Oxalic Acid

SensitizerC2H2O4CAS: 144-62-7
Oxalic Acid
Image: NEUROtikerPublic domain

Physical Properties

Also known as: Ethanedioic Acid, Wood Bleach

Oxalic acid (ethanedioic acid, HOOC-COOH; C₂H₂O₄; CAS 144-62-7) is the simplest dicarboxylic acid — a white crystalline solid used in photography primarily as the acidifier in platinum/palladium print development and as a clearing-bath agent for iron-based alt-process prints.[1] The acid also has a powerful metal-chelating ability, binding calcium and iron particularly strongly, which makes it valuable for removing iron staining on Pt/Pd prints and for general darkroom equipment cleaning.

Photographic uses

  • Pt/Pd developer component: A 1–2% oxalic acid in potassium oxalate developer gives the classical Pt/Pd development chemistry — ferrous iron (produced photochemically from ferric ammonium oxalate) reduces platinum or palladium chloride to the metal, with oxalic acid controlling pH and buffering the redox chemistry.[2]
  • Iron-stain clearing bath: A dilute (~1%) oxalic acid rinse removes residual iron staining from cyanotype prints and from over-sensitized Van Dyke brown or Kallitype prints.
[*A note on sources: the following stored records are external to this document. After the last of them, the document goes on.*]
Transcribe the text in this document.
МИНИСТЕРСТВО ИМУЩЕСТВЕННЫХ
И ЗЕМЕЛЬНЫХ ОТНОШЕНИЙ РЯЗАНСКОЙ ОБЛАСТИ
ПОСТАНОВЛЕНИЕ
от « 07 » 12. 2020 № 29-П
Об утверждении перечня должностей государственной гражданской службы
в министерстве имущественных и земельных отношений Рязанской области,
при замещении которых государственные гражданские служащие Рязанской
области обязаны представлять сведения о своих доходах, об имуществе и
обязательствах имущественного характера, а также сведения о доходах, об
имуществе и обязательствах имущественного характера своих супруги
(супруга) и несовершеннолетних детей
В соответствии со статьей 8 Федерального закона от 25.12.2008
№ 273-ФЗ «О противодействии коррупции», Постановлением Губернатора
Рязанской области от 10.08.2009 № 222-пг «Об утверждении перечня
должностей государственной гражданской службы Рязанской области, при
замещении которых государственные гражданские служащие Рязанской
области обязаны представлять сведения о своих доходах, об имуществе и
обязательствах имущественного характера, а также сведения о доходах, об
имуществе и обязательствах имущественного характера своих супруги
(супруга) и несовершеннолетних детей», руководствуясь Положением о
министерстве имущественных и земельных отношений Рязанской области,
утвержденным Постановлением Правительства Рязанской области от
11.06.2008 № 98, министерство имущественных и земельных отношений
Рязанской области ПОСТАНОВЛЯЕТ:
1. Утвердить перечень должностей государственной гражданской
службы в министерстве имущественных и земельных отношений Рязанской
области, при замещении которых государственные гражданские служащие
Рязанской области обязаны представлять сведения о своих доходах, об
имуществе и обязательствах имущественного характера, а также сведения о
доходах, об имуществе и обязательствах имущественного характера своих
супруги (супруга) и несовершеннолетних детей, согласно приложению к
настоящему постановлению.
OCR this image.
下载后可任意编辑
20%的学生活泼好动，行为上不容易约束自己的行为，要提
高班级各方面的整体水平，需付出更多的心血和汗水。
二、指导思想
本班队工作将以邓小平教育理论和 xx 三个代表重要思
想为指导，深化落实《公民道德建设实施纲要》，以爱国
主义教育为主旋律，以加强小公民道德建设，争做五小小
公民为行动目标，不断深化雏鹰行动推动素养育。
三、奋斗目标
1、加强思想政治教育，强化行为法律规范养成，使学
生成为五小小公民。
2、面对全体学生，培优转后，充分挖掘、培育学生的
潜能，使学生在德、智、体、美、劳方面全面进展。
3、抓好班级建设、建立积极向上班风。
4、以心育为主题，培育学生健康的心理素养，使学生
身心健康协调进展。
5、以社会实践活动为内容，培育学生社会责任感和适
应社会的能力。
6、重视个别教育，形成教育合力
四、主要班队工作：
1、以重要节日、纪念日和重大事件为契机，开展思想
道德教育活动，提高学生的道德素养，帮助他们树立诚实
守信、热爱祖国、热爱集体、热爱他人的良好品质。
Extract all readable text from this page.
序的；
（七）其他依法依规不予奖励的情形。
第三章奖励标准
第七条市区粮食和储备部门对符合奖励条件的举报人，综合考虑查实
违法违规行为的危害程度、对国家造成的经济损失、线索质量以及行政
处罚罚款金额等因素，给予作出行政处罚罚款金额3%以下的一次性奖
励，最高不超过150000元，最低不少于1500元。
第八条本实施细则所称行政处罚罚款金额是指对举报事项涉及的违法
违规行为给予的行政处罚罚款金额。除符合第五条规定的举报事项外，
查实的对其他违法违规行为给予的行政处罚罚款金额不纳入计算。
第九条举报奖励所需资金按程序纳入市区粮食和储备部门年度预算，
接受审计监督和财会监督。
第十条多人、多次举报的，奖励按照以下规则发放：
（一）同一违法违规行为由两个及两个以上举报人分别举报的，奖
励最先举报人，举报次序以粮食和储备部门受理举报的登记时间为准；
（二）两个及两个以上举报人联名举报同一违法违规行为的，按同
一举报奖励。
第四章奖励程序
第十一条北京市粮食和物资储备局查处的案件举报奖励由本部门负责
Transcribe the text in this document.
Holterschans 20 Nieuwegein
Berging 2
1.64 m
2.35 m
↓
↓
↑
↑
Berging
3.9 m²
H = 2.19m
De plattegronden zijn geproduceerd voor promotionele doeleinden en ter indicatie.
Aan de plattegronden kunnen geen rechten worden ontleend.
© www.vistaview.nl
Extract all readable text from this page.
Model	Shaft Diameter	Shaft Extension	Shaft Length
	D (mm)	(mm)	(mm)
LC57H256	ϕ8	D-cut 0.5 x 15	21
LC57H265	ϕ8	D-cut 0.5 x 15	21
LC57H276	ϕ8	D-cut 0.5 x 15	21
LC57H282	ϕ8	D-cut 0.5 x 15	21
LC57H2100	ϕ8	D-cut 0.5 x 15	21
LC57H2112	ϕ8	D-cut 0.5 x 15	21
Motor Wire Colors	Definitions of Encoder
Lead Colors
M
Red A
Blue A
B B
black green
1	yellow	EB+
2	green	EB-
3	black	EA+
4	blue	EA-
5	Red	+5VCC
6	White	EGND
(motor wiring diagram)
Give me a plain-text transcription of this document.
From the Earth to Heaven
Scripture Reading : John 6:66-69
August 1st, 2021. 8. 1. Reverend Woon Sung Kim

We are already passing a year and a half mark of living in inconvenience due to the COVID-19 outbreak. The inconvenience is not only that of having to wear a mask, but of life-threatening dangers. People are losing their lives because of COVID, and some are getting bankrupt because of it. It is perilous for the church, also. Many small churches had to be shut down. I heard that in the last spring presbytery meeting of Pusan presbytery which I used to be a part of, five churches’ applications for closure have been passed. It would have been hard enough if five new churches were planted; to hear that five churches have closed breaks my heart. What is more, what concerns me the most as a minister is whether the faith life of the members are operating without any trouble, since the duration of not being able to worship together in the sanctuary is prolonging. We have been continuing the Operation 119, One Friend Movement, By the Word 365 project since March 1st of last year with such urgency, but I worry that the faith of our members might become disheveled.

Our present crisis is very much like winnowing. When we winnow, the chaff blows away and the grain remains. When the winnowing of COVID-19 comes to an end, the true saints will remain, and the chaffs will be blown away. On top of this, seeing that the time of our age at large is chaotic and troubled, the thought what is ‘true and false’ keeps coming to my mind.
More aggressive than the citric acid clearing bath but similar mechanism.
  • Equipment cleaning: Dilute oxalic acid removes iron oxide (rust) and mineral deposits from stainless-steel photographic trays, enlarger rails, and glass plates.
  • Historical intensifier: Trace oxalic acid in some mild silver intensifier formulas (now largely obsolete).

Practical notes

Supplied as white crystalline powder or dihydrate crystals (H₂C₂O₄·2H₂O — the common commercial form). The dihydrate is 28% water by weight; multiply formula weights by 0.72 if substituting anhydrous. Solutions are colourless and shelf-stable in closed containers.

Acidity: pKa values are 1.25 (first) and 4.14 (second). A 1% solution has pH around 1.3 — strongly acidic. Dilute carefully from concentrated stocks.

Related compounds

Potassium oxalate is the neutral-pH potassium salt used as the Pt/Pd developer solvent. Sodium oxalate substitutes for potassium oxalate in some Pt/Pd recipes. Citric acid is the milder alternative clearing-bath acid.

References

  1. BOOK Haist, Grant. Modern Photographic Processing, Volume 2 1st ed. John Wiley & Sons, 1979. ISBN 0-471-04635-X.